Reforming the Federal Corporate Tax and Individual Income Tax: A Step in the Right Direction
Earlier today U.S. Representative Dave Camp, Chairman of the House Ways and Means Committee, released a bill designed to fundamentally reform both the federal corporate and individual income tax (press conference video here and executive summary here). America is far overdue for such reform. As Camp points out in the Wall Street Journal:
“According to Nina Olsen, the National Taxpayer Advocate at the IRS, Americans overall spend over six billion hours and $168 billion every year to file their returns. This is stark testimony to the complexity of the tax code. Meanwhile, owners of small businesses face tax rates as high as 44.6%, while the total (state and federal) U.S. corporate rate, 39.1%, is the highest in the industrialized world.”
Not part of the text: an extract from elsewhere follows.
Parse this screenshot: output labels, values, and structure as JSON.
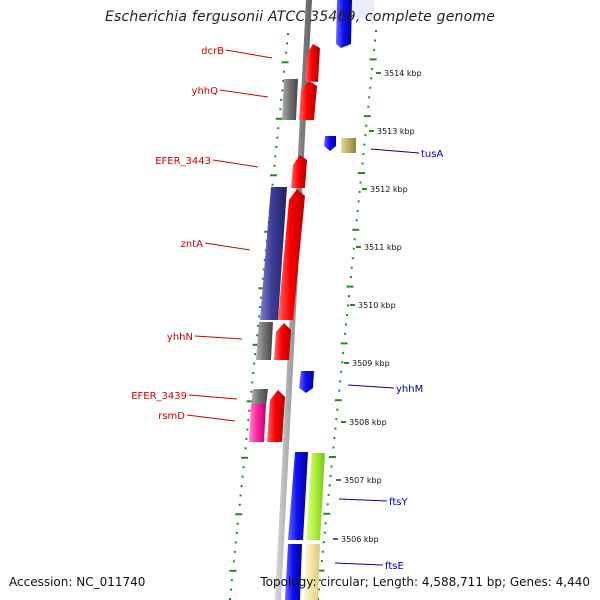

Representative Camp is right: the U.S. federal tax code is extremely uncompetitive. The U.S. has the highest statutory and effective corporate tax rate in the world. And that’s before shareholders pay dividend and capital gains taxes on the distributed profits and gains already taxed once via the corporate income tax. The tax rate on entrepreneurs and small businesses filling their business income as a “pass-through entity” personal income tax code aren’t much better, as two Tax Foundation maps demonstrate:
In the face of federal inaction in DC, the states have led on tax reform in both voice and action. The states have called on the federal government to lower the federal rate in an ALEC model resolution. And the states have led by cutting and simplifying taxes across the 50 states, with 17 states cutting taxes in 2013 alone. States like North Carolina, Michigan, Kansas, and Indiana have lead by example with recent reforms, just as states like Texas, Florida, and Tennessee have lead by example for decades with low, simple, fair taxes. Many more states are poised to cut taxes in 2014. The reason is clear. Here, in two charts, is the performance of states with no corporate income taxes and no personal income taxes:
Still, states are forced to compete within the uncompetitive federal tax policy environment. As such, they can improve extensively relative to the other 50 states but very little relative to global competition because states cannot escape bad federal policy. Even if states have no income or corporate tax, they still are hurt in global competition by the abysmal federal tax code. As is the case for individual states with low or no corporate and personal income tax, the United States will see higher economic performance then its competitors with a lower, simpler federal tax code. It’s far time that the states and their citizens not be forced to overcome the broken and uncompetitive federal tax code.
Certainly over the coming weeks and months, the details of Chairman Camp’s tax blueprint will be debated extensively, both positively and negatively. Camp’s plan should be judged based on the timeless principles of sound tax policy. At first glance, Camp’s proposal gets five things right:
- The proposal promises to lower the corporate tax rate to 25 percent;
- The proposal collapses the number of brackets;
- The proposal eliminates carve-outs and tax expenditures, many of which are inefficient and unjustified;
- The proposal does not raise taxes;
- The proposal includes dynamic scoring by the Joint Committee on Taxation, which shows that the economic benefits will be sizeable: +2 million private jobs, +$1300 in take-home pay and +$3.4 trillion in economic generation in next decade.
Setting aside whether Camp’s bill represents ideal tax reform, certainly fewer rate brackets, lower rates, fewer carve-outs and loopholes, and lower compliance costs are a huge step in the right direction. The RATE Coalition, a group of leader in support for sound federal tax reform, has good things to say about the proposal. Moreover, using economic competitiveness and growth as a primary measure of a sound tax proposal, Camp’s proposal scores well, according to the Joint Committee on Taxation (more jobs, higher pay, stronger economic growth).
Given a gridlocked federal policy environment that has set pro-growth policy aside, Camp’s proposal is a breath of fresh air and an important opening salvo in a lengthy debate on federal tax policy. Whatever the shortcomings of the proposal, it is a step in the right direction and a good framework for tax reform discussions. The experience of the states suggests that Chairman Camp is headed in the right direction.